I think Confession is a good spiritual exercise and it is used to this day in Anglican churches, though it is not as central as it is in Roman Catholicism. I was looking for a strong statement that we should all evangelize. He was almost there.
JohnG. said…
Abu, I would be a slight more optimistic : Paulus VI does not reduce personal contact to sacramental confession. He speaks of pastoral dialog too. And these two seem to be given as exemples of personnal announcement of the Gospel of salvation.

I would say too that - in §13 for example and soon in §59 and following- he affirms that evangelization is the duty of the entire Church, meaning clergy and "simple" faithful .
Rob said…
-He was almost there.-

Actually, he was spot on.

"repent, and believe the gospel." (Mark 1:15).

The first words of Jesus' ministry.

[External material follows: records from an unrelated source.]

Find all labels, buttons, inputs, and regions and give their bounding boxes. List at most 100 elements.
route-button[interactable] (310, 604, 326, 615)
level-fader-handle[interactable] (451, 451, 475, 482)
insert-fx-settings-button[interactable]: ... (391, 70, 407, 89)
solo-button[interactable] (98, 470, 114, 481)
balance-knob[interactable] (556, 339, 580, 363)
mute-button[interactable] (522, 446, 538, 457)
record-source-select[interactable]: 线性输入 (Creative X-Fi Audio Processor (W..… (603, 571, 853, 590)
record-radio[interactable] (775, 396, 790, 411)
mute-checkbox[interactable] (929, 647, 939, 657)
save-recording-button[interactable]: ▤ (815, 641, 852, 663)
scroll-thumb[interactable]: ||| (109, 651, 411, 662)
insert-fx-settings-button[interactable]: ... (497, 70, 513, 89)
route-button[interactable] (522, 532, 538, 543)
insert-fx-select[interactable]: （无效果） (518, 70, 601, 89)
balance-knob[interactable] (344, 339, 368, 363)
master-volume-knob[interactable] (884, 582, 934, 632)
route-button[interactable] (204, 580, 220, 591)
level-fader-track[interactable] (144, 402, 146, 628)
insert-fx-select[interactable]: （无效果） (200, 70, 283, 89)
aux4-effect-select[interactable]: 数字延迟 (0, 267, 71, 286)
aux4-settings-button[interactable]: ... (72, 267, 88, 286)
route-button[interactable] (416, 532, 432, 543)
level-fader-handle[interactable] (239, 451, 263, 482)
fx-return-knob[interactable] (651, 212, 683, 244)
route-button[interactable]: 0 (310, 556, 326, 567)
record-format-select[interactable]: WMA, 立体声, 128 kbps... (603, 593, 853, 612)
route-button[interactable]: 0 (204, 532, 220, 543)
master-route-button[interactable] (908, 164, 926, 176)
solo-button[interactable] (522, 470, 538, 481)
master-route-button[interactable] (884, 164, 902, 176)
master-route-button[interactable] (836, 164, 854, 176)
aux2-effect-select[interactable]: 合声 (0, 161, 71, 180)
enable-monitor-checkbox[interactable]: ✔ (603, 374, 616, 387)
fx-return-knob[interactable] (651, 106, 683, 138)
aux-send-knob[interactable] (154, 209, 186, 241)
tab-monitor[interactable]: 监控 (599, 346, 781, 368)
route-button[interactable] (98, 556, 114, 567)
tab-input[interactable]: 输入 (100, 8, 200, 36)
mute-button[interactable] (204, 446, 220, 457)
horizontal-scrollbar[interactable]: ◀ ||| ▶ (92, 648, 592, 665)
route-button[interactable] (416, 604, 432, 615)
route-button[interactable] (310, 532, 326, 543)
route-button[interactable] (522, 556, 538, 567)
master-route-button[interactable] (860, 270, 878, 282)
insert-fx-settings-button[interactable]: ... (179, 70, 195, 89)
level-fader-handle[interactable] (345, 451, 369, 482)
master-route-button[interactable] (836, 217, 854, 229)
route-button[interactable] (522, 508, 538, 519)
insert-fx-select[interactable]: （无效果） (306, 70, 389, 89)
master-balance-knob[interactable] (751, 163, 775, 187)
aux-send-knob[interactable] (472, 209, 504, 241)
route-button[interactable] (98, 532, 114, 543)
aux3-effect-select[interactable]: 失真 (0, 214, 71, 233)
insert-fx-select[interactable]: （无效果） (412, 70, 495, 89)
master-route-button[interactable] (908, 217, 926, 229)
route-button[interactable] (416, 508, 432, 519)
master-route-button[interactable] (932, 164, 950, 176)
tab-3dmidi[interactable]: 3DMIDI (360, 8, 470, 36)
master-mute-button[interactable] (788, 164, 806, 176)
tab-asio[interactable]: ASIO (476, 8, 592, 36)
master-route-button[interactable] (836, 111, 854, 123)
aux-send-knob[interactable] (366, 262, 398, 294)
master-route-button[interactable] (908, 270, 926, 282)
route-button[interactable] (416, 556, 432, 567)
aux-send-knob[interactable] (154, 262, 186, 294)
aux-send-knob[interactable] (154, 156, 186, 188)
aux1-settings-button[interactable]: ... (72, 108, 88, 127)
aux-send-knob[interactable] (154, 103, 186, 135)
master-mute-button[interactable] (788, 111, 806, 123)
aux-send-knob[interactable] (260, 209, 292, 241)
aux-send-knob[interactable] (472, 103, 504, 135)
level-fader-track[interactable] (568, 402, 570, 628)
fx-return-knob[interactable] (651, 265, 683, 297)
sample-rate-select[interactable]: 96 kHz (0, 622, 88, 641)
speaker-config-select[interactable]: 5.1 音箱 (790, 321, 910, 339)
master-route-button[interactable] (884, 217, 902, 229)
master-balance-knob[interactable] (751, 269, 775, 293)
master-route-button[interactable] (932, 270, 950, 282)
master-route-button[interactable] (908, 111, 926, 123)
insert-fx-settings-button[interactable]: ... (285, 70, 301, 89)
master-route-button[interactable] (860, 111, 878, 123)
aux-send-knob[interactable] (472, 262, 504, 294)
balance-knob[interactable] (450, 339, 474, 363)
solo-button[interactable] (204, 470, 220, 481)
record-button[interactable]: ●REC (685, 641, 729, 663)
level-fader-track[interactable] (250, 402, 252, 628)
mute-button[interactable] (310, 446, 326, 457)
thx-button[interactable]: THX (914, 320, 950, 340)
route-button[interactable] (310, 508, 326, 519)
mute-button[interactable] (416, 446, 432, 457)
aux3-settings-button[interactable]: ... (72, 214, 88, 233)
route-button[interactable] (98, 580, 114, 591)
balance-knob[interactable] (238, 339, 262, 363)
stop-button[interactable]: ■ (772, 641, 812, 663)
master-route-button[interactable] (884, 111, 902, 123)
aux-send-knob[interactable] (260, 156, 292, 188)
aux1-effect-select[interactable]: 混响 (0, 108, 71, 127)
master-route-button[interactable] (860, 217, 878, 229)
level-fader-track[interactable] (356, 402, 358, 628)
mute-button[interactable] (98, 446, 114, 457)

Repentance comes first. One is converted by turning away from their sin, then salvation comes.
Jeff said…
And First Confession still precedes First Communion in the Western Church...

If it's done right, which it is around here...
Abu Daoud said…
John G: You are right, and of course you will note that overall I am quite positive about EN, I just think that here was good chance to promote a teaching that is so often forgotten by Catholics.

Rob: Repent, yes. But here the reference is to the sacrament of Penance, which is related to repentance, but is generally available for Christians who have fallen into mortal sin.

Jeff: Good point, though there is no indication that he is thinking of this rather rare and extraordinary form of confession. I also think that technically the confession of sins before baptism is NOT a sacrament in itself (ie, Penance), it is rather part of the preparation for the sacrament of Baptism.